Honestly the title is exaggerated by the media in my opinion. Navy SEAL Chris Kyle is Jason Bourne. 

_"With 160 confirmed kills, Chris Kyle was the deadliest sniper in US military history — and is the subject of a buzzed-about new film, “American Sniper,” starring Bradley Cooper as Kyle and directed by Clint Eastwood. In his new book, “Modern American Snipers,” author Chris Martin tells the history of these special warriors and how technology and skill produced a soldier who could shoot someone from a mile away. In this excerpt, he explains Kyle’s success — and reveals the one person who got the best of him."_


----------



## Avnius (Dec 7, 2014)

http://nypost.com/2014/12/07/meet-the-deadliest-sniper-in-us-military-history/

Yeah I forgot the link.


----------



## RackMaster (Dec 8, 2014)

Good read.


----------



## BloodStripe (Dec 8, 2014)

> “The new ‘Call of Duty’ came out, and we had the headsets and we hooked up our whole camp so we could be playing each other from our rooms,” Kyle explained. “We were going online with satellites and everything.
> 
> “I had a headset that one of my guys gave me, and I’m sitting there playing. And the same kid keeps killing me, and he was talking mad junk to me.

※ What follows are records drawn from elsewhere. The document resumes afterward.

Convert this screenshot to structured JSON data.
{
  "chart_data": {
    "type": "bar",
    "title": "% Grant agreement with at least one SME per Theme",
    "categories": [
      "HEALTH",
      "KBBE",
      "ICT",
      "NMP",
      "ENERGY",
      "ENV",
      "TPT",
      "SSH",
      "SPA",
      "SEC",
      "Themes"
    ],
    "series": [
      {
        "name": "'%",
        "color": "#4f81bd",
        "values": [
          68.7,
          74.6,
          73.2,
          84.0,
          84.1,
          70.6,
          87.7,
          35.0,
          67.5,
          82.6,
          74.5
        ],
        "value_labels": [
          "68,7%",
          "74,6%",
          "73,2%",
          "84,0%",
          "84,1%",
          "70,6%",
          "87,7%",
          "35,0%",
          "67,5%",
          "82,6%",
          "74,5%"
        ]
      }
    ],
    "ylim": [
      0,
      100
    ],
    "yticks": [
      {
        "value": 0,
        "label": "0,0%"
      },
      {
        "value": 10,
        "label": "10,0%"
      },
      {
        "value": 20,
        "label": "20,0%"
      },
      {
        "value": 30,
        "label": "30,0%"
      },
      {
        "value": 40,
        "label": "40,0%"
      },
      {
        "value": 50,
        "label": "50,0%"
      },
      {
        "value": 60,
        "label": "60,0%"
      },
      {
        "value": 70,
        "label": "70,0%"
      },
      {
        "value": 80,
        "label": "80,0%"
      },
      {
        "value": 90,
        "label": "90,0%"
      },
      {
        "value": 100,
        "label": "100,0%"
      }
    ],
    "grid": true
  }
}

I’m sitting there, and I’m getting pissed.
> 
> ...



HAHAHAHAHAHAHA




HAHAHAHAHAHAHAHA


----------



## Raptor (Dec 8, 2014)

Dauber must not be doing government work anymore, cause they revealed his name.


----------



## surgicalcric (Dec 9, 2014)

A SEAL as a covert operative without outing himself...that's fiction for sure.


----------



## Gunz (Dec 9, 2014)

Hey I've BTDT with smartass little bastard middle-school punks dissing me xbox live. No respect.


----------